> Heck, most of that could even be automated if you wanted. I've had the idea of...

crazygringo · on Oct 30, 2023

Yeah, the idea had never occurred to me until now, I'm glad to hear someone else has already thought of this.

I wasn't thinking as much as identifying any single best revision, but utilizing more of a diff-like tool to identify the text/changes that remained most stable over time -- where a brand-new edit doesn't count for much, but the longer it stays around as other edits are made, the more trustworthy it presumably is.

I think the biggest problem comes as articles get rearranged and expanded -- a section gets split into two or three, something gets moved from one section to a more appropriate one, and so forth. Or heck, sometimes entire articles get split into multiple ones, or vice-versa. I'm not aware of any diff-like tool/algorithm that handles these situations well, to accurately track how the same information gets moved when it's not just a simple case of insertion.

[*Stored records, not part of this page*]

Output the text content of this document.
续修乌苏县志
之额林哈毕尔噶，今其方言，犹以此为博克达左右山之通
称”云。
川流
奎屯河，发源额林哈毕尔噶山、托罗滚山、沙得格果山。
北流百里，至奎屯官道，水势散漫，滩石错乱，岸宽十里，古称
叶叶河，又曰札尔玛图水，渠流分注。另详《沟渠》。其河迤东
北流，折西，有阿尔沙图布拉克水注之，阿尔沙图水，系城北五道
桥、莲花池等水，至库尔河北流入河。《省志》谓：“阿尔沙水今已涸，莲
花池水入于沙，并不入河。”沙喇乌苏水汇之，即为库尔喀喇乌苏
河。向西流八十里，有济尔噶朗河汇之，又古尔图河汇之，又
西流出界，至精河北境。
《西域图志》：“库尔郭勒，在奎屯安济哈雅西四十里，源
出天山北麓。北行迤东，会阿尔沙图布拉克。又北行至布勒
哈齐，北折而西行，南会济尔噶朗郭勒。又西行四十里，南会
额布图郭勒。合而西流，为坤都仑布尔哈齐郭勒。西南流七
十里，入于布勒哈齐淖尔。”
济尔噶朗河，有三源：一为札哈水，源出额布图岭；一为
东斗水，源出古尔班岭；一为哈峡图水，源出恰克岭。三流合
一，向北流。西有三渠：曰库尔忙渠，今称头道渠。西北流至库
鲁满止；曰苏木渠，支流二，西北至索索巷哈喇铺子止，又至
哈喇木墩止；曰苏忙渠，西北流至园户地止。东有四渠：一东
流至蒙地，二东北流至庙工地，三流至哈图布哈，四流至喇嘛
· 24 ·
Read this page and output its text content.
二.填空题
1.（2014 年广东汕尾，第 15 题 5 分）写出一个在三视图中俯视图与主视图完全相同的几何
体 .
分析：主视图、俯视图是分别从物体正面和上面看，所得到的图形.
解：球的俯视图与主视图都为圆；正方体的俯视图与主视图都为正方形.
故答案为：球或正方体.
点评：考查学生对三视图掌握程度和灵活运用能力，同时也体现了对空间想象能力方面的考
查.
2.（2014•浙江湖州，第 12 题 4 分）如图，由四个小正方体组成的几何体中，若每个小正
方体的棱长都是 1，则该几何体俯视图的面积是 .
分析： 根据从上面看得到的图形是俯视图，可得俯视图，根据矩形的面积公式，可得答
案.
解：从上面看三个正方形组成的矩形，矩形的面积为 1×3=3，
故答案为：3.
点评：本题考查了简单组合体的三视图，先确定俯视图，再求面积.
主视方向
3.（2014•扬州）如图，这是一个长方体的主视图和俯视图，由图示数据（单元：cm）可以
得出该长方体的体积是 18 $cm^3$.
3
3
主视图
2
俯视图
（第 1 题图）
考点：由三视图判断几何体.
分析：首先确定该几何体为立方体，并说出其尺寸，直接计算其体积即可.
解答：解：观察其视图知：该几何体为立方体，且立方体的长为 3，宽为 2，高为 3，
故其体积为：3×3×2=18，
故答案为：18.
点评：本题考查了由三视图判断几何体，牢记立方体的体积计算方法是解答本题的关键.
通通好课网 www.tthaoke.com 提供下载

UltimateEdge · on Oct 30, 2023

Huh, so a bit like git blame? And then you would merge together the chunks/edits which are most stable? That sounds awesome!!

I suppose you can't really count on the same text/markup being shifted around as articles get split and modified in the ways you've described. Also I suppose there is no such thing as a cross-article edit in MediaWiki terms iirc. Use vector embeddings? Throw an LLM at the problem? Rate editors on their familiarity with a given topic area (and track how that evolves over time)?

The idea of using edit information in addition to the raw text written by editors seems like it's extracting additional bits of information from human interactions.

I might have read some idea in a HN comment of training AI not just on code, but on how that code is edited in a git repo, or maybe I am just imagining it.